OpenAI may start using the huge archives of the Associated Press, Axios reports. With the move, the tech company’s AI models can count on a wealth of information: the U.S. news organization has been around since the mid-19th century.
However, as far as the archive is concerned, the deal only covers a portion of the offerings. Still, it is easy to imagine that such a partnership could be expanded as desired. As far as AP is concerned, the partnership is still somewhat difficult to define. The organization will have access to OpenAI’s AI technology, but it’s unclear what it will do with it.
Varying effectiveness of generative AI
Generative AI is suitable for AP’s dealings in many ways. For example, it is quite conceivable that it can unleash a large language model like GPT-4 on a mountain of articles to summarize them, highlight main threads and provide other insights.
The reputation of generative AI is therefore highly variable. The innovation can process information and transform it into human language very quickly (provided the hardware is available). However, you shouldn’t expect a tremendous adherence to the facts, at least, not when it comes to a chatbot. The striking thing is that an application like ChatGPT itself can produce a lot of inaccuracies, but can also fish out errors from programming code, for example.

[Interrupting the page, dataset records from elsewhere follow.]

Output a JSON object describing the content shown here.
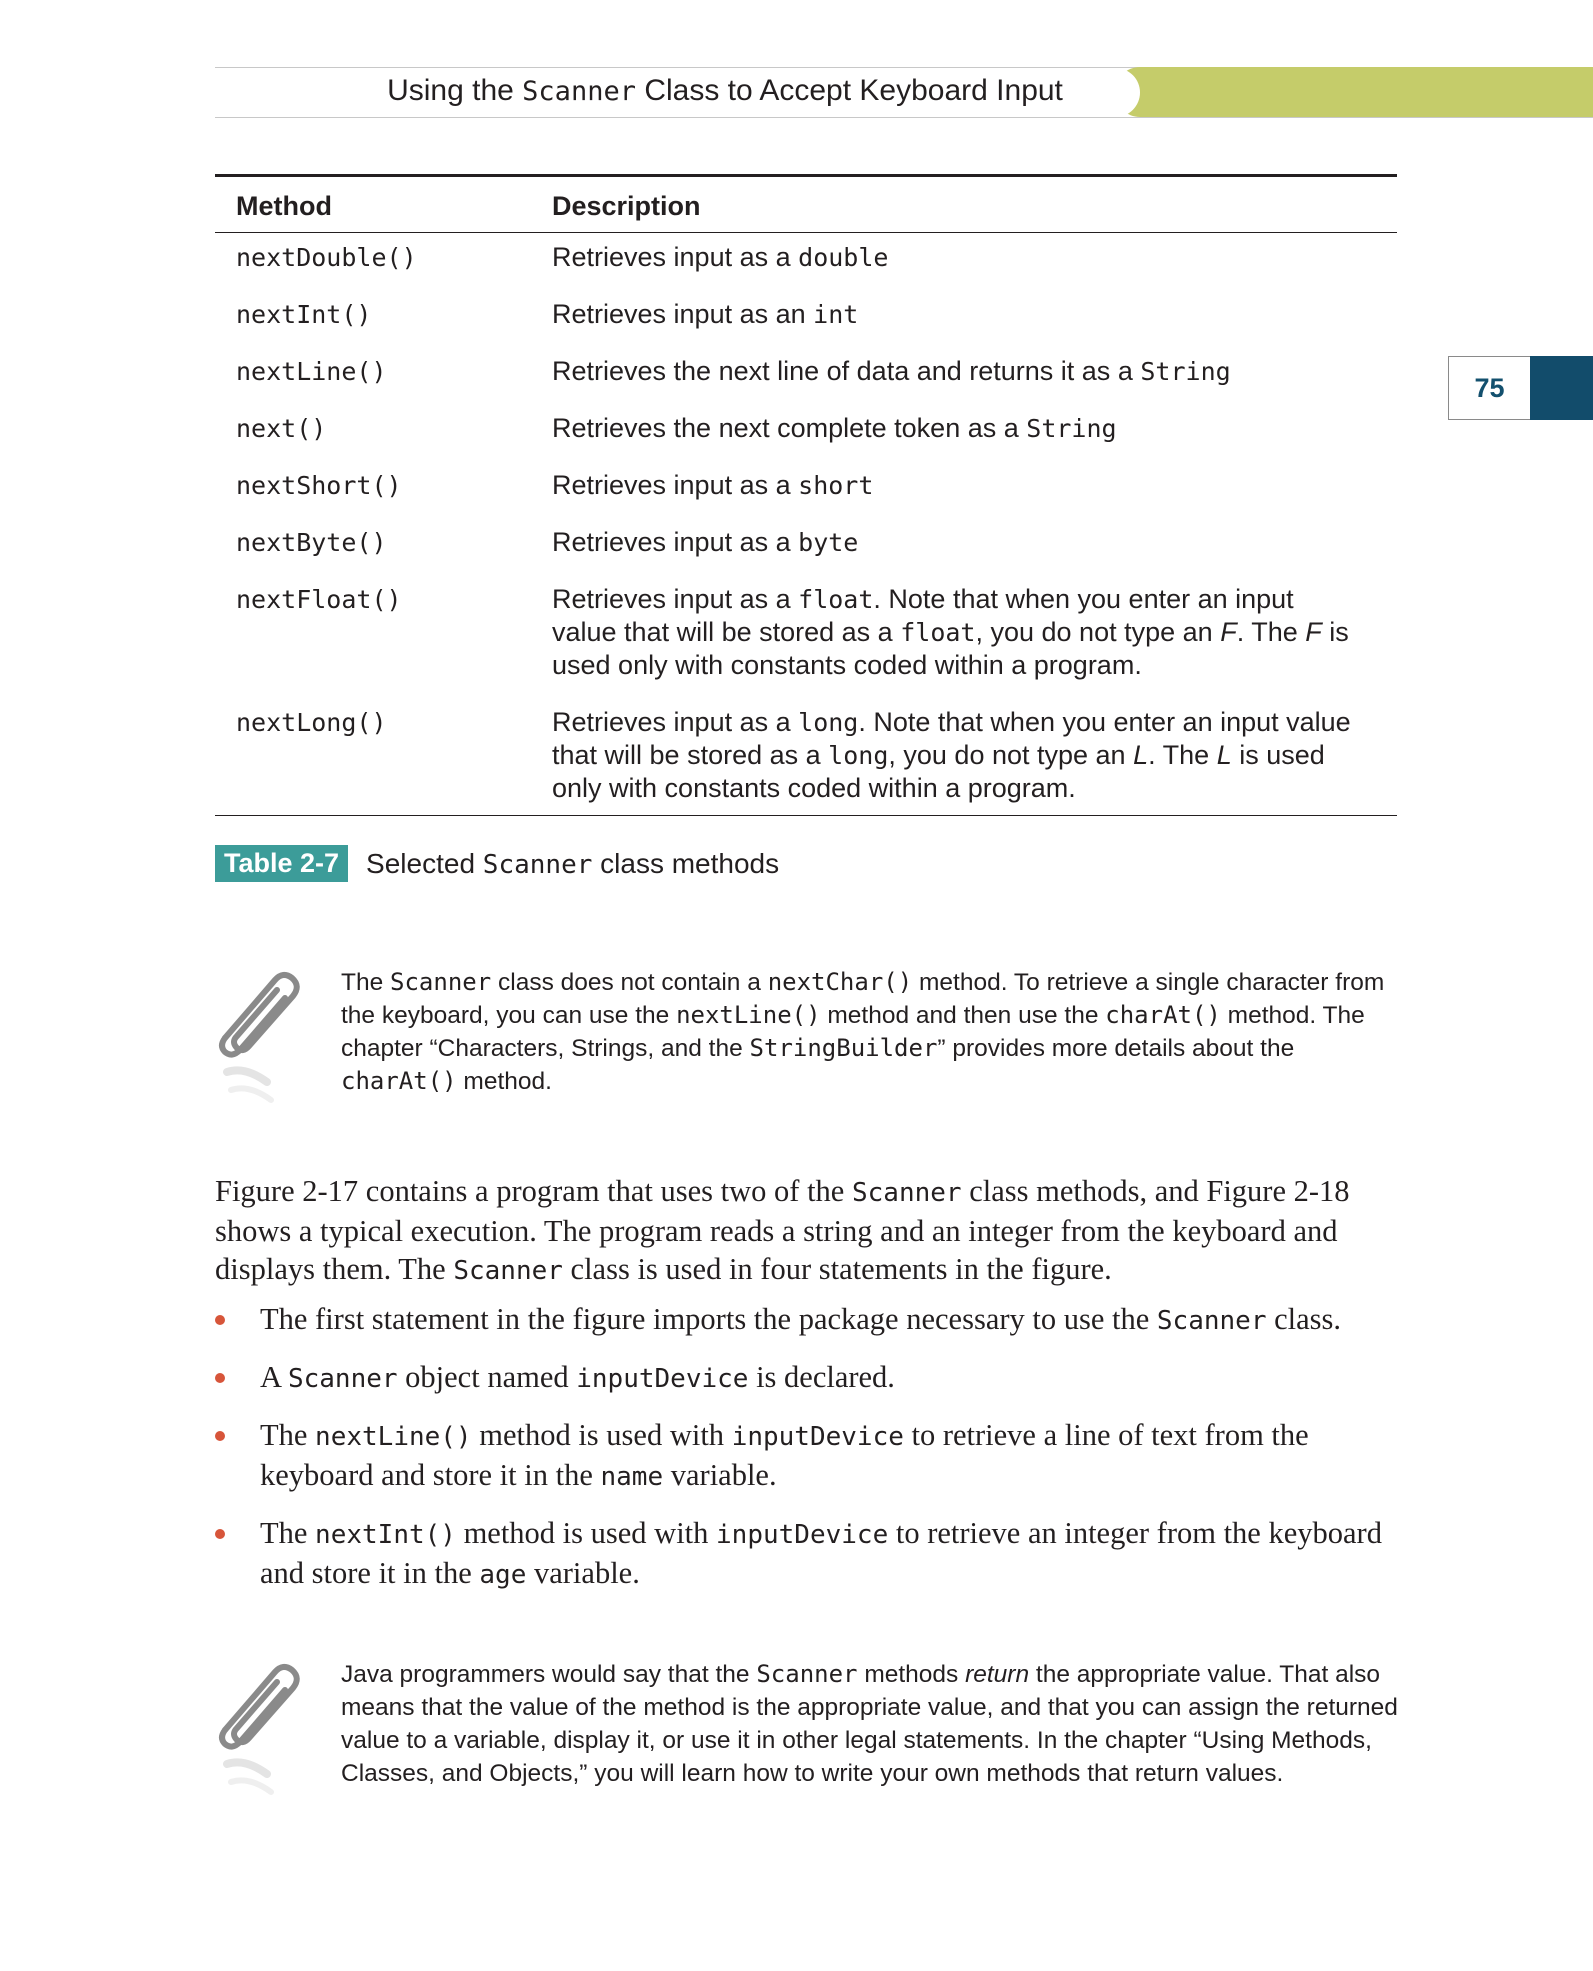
{
  "header": {
    "title_prefix": "Using the",
    "title_code": "Scanner",
    "title_suffix": "Class to Accept Keyboard Input"
  },
  "page_number": "75",
  "table": {
    "col_method": "Method",
    "col_description": "Description",
    "rows": [
      {
        "method": "nextDouble()",
        "desc": "Retrieves input as a",
        "code": "double"
      },
      {
        "method": "nextInt()",
        "desc": "Retrieves input as an",
        "code": "int"
      },
      {
        "method": "nextLine()",
        "desc": "Retrieves the next line of data and returns it as a",
        "code": "String"
      },
      {
        "method": "next()",
        "desc": "Retrieves the next complete token as a",
        "code": "String"
      },
      {
        "method": "nextShort()",
        "desc": "Retrieves input as a",
        "code": "short"
      },
      {
        "method": "nextByte()",
        "desc": "Retrieves input as a",
        "code": "byte"
      },
      {
        "method": "nextFloat()",
        "desc": "Retrieves input as a",
        "code": "float",
        "note1": ". Note that when you enter an input value that will be stored as a",
        "code2": "float",
        "note2": ", you do not type an",
        "letter": "F",
        "note3": ". The",
        "letter2": "F",
        "note4": "is used only with constants coded within a program."
      },
      {
        "method": "nextLong()",
        "desc": "Retrieves input as a",
        "code": "long",
        "note1": ". Note that when you enter an input value that will be stored as a",
        "code2": "long",
        "note2": ", you do not type an",
        "letter": "L",
        "note3": ". The",
        "letter2": "L",
        "note4": "is used only with constants coded within a program."
      }
    ]
  },
  "caption": {
    "label": "Table 2-7",
    "text_prefix": "Selected",
    "text_code": "Scanner",
    "text_suffix": "class methods"
  },
  "note1": {
    "t1": "The",
    "c1": "Scanner",
    "t2": "class does not contain a",
    "c2": "nextChar()",
    "t3": "method. To retrieve a single character from the keyboard, you can use the",
    "c3": "nextLine()",
    "t4": "method and then use the",
    "c4": "charAt()",
    "t5": "method. The chapter “Characters, Strings, and the",
    "c5": "StringBuilder",
    "t6": "” provides more details about the",
    "c6": "charAt()",
    "t7": "method."
  },
  "body": {
    "p1": "Figure 2-17 contains a program that uses two of the",
    "c1": "Scanner",
    "p2": "class methods, and Figure 2-18 shows a typical execution. The program reads a string and an integer from the keyboard and displays them. The",
    "c2": "Scanner",
    "p3": "class is used in four statements in the figure."
  },
  "bullets": {
    "b1": {
      "t1": "The first statement in the figure imports the package necessary to use the",
      "c1": "Scanner",
      "t2": "class."
    },
    "b2": {
      "t1": "A",
      "c1": "Scanner",
      "t2": "object named",
      "c2": "inputDevice",
      "t3": "is declared."
    },
    "b3": {
      "t1": "The",
      "c1": "nextLine()",
      "t2": "method is used with",
      "c2": "inputDevice",
      "t3": "to retrieve a line of text from the keyboard and store it in the",
      "c3": "name",
      "t4": "variable."
    },
    "b4": {
      "t1": "The",
      "c1": "nextInt()",
      "t2": "method is used with",
      "c2": "inputDevice",
      "t3": "to retrieve an integer from the keyboard and store it in the",
      "c3": "age",
      "t4": "variable."
    }
  },
  "note2": {
    "t1": "Java programmers would say that the",
    "c1": "Scanner",
    "t2": "methods",
    "em": "return",
    "t3": "the appropriate value. That also means that the value of the method is the appropriate value, and that you can assign the returned value to a variable, display it, or use it in other legal statements. In the chapter “Using Methods, Classes, and Objects,” you will learn how to write your own methods that return values."
  }
}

Now in harmony with the news industry?
Tech companies and news organizations have a complex relationship with each other. For example, Canadian news sites and the government there were at odds with Google. As for generative AI, numerous organizations are dissatisfied with the massive scrapping of the Internet for the use of training data for AI models. OpenAI, along with Google, is the alleged culprit here.
As a not-for-profit organization, the Associated Press may not be as assertive in this, but its partnership with OpenAI shows that a tech company can also work in harmony with a news site. Perhaps it offers a future vision of how it will handle its own sources.